Sir Alex Ferguson is crossing his fingers record signing Dimitar Berbatov can make it to the end of the season without needing knee surgery.
Berbatov has been struggling with the injury since November and Ferguson revealed last week the advice has been for the £30.75million forward to have an exploratory operation so medical staff can work out the extent of the problem.
That is not a route the 28-year-old is keen to go down, especially as he did not feel any reaction this week during United's warm weather training camp in Qatar.
Ferguson admitted there may come a point when United have to “make a decision” about whether to put Berbatov under the knife should symptoms persist.
However, as it has previously been suggested that could rule him out for three months during a period when United are hardly over-burdened with in-form forwards, Ferguson is desperately hoping to avoid that scenario.
“If we could see it through until the end of the season it would be better,” said the Red Devils chief.
“The advice was to have an exploratory operation but Dimitar wants to play through it.
“Sometimes he feels it and sometimes he doesn't. Maybe the climate helped but he didn't feel it when we went away, so he trained every day.
“It is a difficult one and if he is feeling OK it is not a problem.
“But if he is keeps continually coming up against a problem we would have to make a decision on it.”
United could certainly do with Berbatov performing consistently at the level Ferguson felt he was capable of when he lured him from Tottenham 18 months ago.
Although the Scot was prevented from entering into any discussion about the Old Trafford outfit's debt mountain — and their plans to tackle it, which he backed seven days ago — due to “regulatory compliance” — United could certainly do with some of the heat being taken off the club by the team putting a consistent run of results together.

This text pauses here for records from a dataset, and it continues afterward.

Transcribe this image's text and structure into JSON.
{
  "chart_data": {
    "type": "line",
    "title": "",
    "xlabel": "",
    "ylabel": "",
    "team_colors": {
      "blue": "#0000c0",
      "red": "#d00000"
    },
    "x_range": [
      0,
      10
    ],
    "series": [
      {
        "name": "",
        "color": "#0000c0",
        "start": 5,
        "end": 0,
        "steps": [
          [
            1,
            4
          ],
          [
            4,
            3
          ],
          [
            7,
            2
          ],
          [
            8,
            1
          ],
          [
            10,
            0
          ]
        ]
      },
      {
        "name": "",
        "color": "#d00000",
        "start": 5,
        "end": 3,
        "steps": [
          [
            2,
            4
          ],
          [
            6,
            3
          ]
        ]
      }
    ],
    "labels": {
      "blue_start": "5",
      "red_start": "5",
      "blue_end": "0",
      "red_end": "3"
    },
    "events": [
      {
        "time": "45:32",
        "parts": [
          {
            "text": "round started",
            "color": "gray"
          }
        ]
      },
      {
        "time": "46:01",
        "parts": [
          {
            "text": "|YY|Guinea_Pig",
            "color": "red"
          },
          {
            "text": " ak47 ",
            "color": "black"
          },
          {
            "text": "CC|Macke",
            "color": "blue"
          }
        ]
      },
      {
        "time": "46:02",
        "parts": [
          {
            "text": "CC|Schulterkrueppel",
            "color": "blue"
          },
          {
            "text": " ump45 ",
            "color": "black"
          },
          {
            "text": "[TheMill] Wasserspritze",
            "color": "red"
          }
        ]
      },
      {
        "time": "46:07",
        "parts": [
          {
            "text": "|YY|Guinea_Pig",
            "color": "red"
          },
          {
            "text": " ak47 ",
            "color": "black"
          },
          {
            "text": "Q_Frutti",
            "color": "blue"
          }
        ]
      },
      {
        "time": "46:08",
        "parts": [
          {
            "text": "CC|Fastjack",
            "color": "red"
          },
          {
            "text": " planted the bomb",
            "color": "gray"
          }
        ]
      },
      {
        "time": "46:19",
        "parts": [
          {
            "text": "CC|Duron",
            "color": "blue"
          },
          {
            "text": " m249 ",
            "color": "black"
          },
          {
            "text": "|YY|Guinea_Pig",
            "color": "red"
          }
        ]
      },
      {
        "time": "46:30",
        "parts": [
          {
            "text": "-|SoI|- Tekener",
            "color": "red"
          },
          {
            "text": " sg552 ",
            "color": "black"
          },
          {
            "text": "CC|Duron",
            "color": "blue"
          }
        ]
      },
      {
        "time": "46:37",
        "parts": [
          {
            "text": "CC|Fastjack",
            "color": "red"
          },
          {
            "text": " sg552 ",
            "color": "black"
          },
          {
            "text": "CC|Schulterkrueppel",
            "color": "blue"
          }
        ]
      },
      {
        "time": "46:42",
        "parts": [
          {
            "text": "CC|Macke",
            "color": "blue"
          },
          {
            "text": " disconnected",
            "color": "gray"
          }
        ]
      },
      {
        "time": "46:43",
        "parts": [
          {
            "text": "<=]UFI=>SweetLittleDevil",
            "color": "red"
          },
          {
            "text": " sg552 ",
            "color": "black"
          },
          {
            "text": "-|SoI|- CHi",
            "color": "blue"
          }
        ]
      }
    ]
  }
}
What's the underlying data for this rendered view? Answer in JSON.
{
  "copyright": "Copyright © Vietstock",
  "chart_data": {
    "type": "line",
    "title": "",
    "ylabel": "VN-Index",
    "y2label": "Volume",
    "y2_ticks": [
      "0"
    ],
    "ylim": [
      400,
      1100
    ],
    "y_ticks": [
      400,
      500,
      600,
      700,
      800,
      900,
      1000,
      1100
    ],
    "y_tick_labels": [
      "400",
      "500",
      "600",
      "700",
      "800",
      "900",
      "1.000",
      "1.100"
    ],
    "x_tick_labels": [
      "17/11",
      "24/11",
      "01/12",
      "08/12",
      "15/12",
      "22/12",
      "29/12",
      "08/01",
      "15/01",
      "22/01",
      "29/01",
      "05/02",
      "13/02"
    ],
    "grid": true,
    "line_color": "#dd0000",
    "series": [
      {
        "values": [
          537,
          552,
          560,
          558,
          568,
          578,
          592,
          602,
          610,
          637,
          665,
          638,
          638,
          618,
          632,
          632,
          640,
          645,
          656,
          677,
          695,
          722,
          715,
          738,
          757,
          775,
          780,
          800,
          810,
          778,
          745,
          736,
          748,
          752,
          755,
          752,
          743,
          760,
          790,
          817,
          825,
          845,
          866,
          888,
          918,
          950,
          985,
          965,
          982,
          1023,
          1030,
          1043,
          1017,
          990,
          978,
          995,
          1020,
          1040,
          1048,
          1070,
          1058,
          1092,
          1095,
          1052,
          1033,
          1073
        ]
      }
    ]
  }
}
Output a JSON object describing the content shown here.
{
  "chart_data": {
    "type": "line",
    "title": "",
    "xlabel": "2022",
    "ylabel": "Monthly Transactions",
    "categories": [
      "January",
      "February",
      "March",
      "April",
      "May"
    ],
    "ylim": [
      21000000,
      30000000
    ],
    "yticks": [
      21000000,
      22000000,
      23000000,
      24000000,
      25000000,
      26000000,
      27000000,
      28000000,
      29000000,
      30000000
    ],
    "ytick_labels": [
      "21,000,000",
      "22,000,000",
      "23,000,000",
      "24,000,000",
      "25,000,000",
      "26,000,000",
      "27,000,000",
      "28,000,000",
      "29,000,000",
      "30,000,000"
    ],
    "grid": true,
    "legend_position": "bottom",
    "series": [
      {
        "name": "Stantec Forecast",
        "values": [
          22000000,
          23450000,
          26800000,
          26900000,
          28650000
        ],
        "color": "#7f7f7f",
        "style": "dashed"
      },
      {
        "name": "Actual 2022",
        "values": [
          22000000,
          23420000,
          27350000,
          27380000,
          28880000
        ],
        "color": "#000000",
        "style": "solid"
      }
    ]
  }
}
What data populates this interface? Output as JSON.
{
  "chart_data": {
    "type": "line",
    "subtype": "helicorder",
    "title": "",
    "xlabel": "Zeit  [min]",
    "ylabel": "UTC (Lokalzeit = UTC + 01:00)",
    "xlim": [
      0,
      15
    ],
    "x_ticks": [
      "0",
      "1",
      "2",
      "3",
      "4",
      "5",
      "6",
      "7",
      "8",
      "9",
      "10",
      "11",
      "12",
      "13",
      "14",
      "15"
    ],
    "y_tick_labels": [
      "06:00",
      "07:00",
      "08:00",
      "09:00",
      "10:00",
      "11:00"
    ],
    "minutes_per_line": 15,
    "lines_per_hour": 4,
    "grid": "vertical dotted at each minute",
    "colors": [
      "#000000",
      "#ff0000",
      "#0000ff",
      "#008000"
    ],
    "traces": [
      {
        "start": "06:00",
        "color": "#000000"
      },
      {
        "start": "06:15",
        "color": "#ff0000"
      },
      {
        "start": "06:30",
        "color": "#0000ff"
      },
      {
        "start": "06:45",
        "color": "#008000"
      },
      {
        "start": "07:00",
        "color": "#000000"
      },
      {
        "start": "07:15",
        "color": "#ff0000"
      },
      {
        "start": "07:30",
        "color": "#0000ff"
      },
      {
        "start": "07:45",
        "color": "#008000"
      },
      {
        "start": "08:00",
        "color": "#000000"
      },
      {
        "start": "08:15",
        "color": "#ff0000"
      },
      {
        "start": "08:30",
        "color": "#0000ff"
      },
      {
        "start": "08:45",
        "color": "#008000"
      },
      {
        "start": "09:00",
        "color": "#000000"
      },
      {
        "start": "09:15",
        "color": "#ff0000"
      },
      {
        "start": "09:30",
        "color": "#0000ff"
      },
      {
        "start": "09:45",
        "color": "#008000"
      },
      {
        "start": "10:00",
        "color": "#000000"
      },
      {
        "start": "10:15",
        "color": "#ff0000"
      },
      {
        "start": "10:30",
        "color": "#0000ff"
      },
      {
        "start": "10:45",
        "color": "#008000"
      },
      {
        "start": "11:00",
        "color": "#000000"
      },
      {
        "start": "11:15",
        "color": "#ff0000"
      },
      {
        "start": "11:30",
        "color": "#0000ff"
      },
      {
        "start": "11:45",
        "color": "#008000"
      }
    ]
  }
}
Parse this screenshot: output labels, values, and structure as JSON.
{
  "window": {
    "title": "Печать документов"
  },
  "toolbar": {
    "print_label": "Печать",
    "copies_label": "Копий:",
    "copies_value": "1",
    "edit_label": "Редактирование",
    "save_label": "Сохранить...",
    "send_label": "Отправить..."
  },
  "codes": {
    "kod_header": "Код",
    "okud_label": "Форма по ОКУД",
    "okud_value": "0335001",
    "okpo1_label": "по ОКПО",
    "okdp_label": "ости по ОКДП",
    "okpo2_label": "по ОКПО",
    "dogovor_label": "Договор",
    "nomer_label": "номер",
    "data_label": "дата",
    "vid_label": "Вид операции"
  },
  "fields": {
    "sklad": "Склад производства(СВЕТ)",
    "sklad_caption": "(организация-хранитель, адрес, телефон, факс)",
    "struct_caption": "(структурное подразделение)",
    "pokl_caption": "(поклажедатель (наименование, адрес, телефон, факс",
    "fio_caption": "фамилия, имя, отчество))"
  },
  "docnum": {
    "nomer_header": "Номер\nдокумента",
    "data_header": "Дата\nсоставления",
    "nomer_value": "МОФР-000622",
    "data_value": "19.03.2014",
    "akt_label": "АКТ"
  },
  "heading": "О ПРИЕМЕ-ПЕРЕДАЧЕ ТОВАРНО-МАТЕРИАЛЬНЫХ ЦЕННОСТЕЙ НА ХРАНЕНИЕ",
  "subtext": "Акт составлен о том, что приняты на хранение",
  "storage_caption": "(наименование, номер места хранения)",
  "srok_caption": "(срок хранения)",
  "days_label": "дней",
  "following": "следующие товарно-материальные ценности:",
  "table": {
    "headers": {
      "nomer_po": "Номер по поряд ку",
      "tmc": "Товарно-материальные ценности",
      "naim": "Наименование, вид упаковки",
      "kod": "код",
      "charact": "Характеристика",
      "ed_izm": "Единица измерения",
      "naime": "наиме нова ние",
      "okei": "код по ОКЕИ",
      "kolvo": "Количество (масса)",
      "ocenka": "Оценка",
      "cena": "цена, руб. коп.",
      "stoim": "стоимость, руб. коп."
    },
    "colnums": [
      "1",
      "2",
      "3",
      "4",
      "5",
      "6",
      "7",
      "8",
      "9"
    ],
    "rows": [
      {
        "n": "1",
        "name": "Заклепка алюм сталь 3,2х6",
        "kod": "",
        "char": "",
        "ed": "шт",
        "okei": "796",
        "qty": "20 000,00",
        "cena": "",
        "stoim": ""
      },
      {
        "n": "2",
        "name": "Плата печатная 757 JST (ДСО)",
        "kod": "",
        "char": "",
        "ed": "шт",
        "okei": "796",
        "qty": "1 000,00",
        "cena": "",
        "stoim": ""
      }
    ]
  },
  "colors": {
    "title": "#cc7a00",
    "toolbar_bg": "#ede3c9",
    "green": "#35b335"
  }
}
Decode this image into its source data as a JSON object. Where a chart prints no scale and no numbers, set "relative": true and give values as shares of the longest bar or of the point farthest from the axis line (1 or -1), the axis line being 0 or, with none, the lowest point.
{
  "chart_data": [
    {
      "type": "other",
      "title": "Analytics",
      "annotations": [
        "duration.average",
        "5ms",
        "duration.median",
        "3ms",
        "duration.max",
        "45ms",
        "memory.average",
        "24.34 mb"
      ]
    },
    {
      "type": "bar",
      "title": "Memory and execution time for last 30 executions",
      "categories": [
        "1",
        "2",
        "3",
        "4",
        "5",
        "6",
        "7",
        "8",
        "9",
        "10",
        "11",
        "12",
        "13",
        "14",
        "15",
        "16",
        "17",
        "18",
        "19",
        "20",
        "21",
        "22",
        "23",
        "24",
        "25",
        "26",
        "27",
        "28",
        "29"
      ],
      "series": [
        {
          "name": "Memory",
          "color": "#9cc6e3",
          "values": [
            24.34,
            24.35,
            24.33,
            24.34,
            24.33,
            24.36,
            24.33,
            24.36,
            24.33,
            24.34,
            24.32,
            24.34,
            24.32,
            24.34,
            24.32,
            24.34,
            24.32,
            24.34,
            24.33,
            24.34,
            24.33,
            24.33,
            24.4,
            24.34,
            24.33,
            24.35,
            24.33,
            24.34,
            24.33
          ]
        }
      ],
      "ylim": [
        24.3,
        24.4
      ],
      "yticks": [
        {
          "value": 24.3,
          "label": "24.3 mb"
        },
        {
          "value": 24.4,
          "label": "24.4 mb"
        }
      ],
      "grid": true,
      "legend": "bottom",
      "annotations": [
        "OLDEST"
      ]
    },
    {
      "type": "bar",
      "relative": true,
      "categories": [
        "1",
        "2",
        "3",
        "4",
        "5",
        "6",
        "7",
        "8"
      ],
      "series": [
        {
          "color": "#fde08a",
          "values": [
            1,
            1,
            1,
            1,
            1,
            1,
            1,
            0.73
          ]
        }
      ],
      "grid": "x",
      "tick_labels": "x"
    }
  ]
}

On the face of it, an FA Cup home defeat by League One Leeds, followed by a draw at Birmingham does not achieve that objective.
Yet Ferguson was actually quite pleased with the manner of his side's performance at St Andrew's, and their tenacity at fighting back once Cameron Jerome had put the hosts in front.
“It was not an easy game and I wasn't upset about the performance in any way,” he said. “You are looking for consistency but you can't think you are going to steamroller a team like Birmingham, who have got themselves to eighth in the league, when you are 1-0 down at half-time.”
Nevertheless, this was supposed to be a spell in which United exerted themselves in their usual manner prior to the encounter with Arsenal at the Emirates Stadium on January 31.
The likely return of Edwin van der Sar, who has missed 12 successive matches, initially due to a knee injury suffered against Everton on November 21, then because his wife Annemarie suffered a stroke back home in Holland, should help bring some stability to United's defence.
Yet United must also take a far greater percentage of their chances, starting today against a Burnley side whose depressing run of away results — just one point so far this season — is being balanced out by impressive home form that began with that shock defeat of today's opponents at Turf Moor in August.